14. ERC's auditor ---- Bruce Engel, an attorney in the present case ---- also notified PCIC at that time of "ERC's position that only a single $4,500,000 limit per insured is available to PCIC for the entire ERC treaty period (January 1, 1993 to July 1, 1998)." (Paper 116 ¶ 53(b).)
15. This is the same May 29, 1998 claims summary report that notified ERC about the "potential" claim from LACERA. (Paper 145 ¶ 131.)
16. Mr. Pasich represents PCIC in the present matter, arguing the opposite.
17. The claims under discussion in the settlement meetings, pursuant to a definition in the tolling agreement, included: "the administration and operation of certain pension plans, the calculation of contributions to and benefits payable from such pension plans (including the calculation of the maximum benefits permissible under Section 415 of the Internal Revenue Code of 1986, and amended), and the calculation of Hughes' liabilities to and under such pension plans (collectively, the 'Pension Plan Issues')." (Paper 109 ¶ 61.)
18. As noted above, the excess policies also included a "discovery" provision.

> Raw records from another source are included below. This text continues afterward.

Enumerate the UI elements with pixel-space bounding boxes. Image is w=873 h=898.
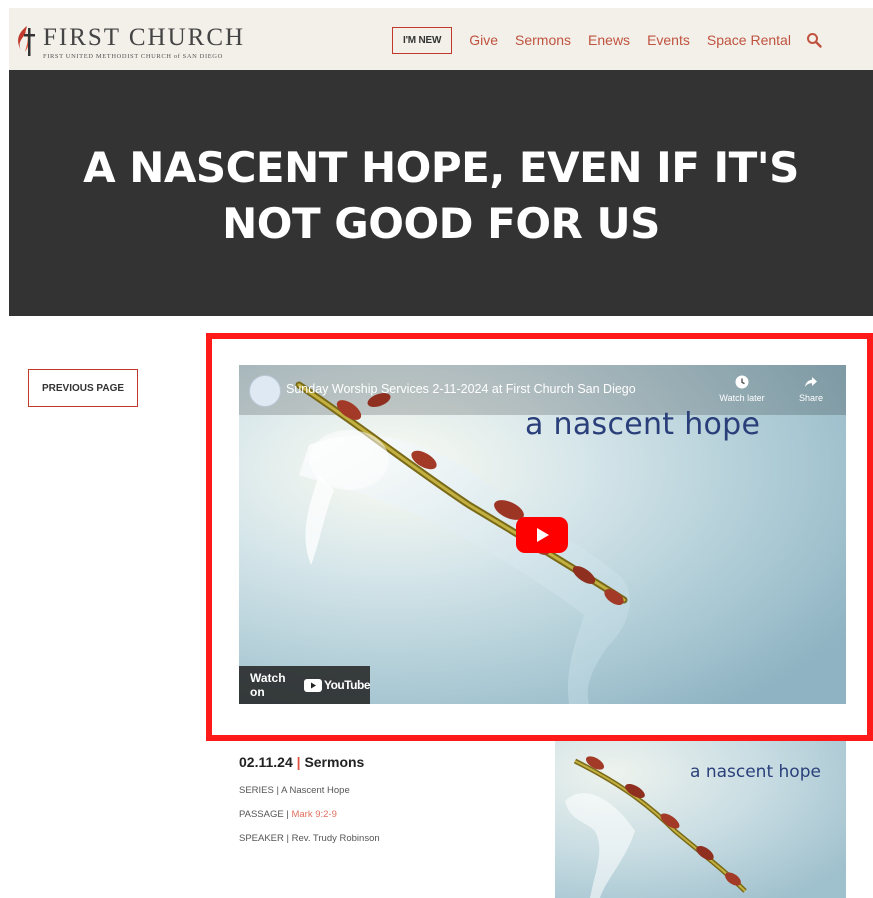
page-title-line-1: A NASCENT HOPE, EVEN IF IT'S <box>83 143 799 192</box>
speaker-label: SPEAKER | <box>239 833 289 844</box>
clock-icon <box>735 375 749 389</box>
youtube-logo: YouTube <box>303 678 371 692</box>
watch-on-youtube-button[interactable]: Watch on YouTube <box>239 666 371 704</box>
thumbnail-overlay-text: a nascent hope <box>690 762 821 782</box>
sermon-series: SERIES | A Nascent Hope <box>239 785 350 796</box>
logo-title: FIRST CHURCH <box>43 24 246 51</box>
youtube-wordmark: YouTube <box>323 678 371 692</box>
video-overlay-text: a nascent hope <box>525 407 761 442</box>
sermon-speaker: SPEAKER | Rev. Trudy Robinson <box>239 833 380 844</box>
speaker-value: Rev. Trudy Robinson <box>291 833 380 844</box>
video-player[interactable]: Sunday Worship Services 2-11-2024 at Fir… <box>239 365 846 704</box>
logo-subtitle: FIRST UNITED METHODIST CHURCH of SAN DIE… <box>43 53 223 60</box>
sermon-thumbnail[interactable]: a nascent hope <box>555 741 846 898</box>
series-value: A Nascent Hope <box>281 785 350 796</box>
nav-enews[interactable]: Enews <box>588 32 630 48</box>
play-button-icon[interactable] <box>516 517 568 553</box>
watch-later-label: Watch later <box>719 393 765 403</box>
video-title[interactable]: Sunday Worship Services 2-11-2024 at Fir… <box>286 382 636 396</box>
page-title: A NASCENT HOPE, EVEN IF IT'S NOT GOOD FO… <box>49 140 833 252</box>
search-icon[interactable] <box>806 32 822 48</box>
youtube-play-icon <box>303 678 322 692</box>
cross-flame-icon <box>18 26 35 56</box>
nav-space-rental[interactable]: Space Rental <box>707 32 791 48</box>
sermon-date-category: 02.11.24 | Sermons <box>239 754 364 770</box>
watch-on-label: Watch on <box>250 671 286 699</box>
share-label: Share <box>798 393 824 403</box>
share-arrow-icon <box>805 377 817 387</box>
main-nav: I'M NEW Give Sermons Enews Events Space … <box>392 26 822 54</box>
sermon-date: 02.11.24 <box>239 754 293 770</box>
sermon-category-link[interactable]: Sermons <box>304 754 364 770</box>
im-new-button[interactable]: I'M NEW <box>392 26 453 54</box>
series-label: SERIES | <box>239 785 279 796</box>
church-logo[interactable]: FIRST CHURCH FIRST UNITED METHODIST CHUR… <box>13 18 273 66</box>
site-header: FIRST CHURCH FIRST UNITED METHODIST CHUR… <box>9 8 873 70</box>
share-button[interactable]: Share <box>793 375 829 403</box>
date-separator: | <box>296 754 301 770</box>
channel-avatar[interactable] <box>249 375 281 407</box>
nav-give[interactable]: Give <box>469 32 498 48</box>
previous-page-button[interactable]: PREVIOUS PAGE <box>28 369 138 407</box>
watch-later-button[interactable]: Watch later <box>717 375 767 403</box>
page-title-line-2: NOT GOOD FOR US <box>222 199 660 248</box>
nav-sermons[interactable]: Sermons <box>515 32 571 48</box>
passage-label: PASSAGE | <box>239 809 289 820</box>
hero-banner: A NASCENT HOPE, EVEN IF IT'S NOT GOOD FO… <box>9 70 873 316</box>
nav-events[interactable]: Events <box>647 32 690 48</box>
passage-link[interactable]: Mark 9:2-9 <box>291 809 336 820</box>
sermon-passage: PASSAGE | Mark 9:2-9 <box>239 809 337 820</box>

See supra at 22-23. Because courts are to ensure that contracts are interpreted in such a way as to give effect to each term to that none will be rendered meaningless, Town of Troy v. Am. Fid. Co., 143 A.2d 469, 473 (Vt. 1958), the Court finds that the discovery clause is an additional coverage-expanding provision, beyond the incorporated notice-of-circumstances provision. See Ostrager & Newman § 4.02[b] at 115.
19. Reinsurance contracts vary considerably but there are two basic types, although the delineation between them is not fixed: treaty and facultative certificates. The 1993 Agreement is a treaty. Treaties tend to contemplate an ongoing relationship in which the reinsurer agrees to assume all risks written by the ceding company within a specified class of business. The 1997 Agreement is a facultative certificate. "Fac certs" are usually for one year and limited to a specified policy or policies. See Ostranger & Newman § 15.03[a]; Reinsurance 17 (Strain, ed., 1997).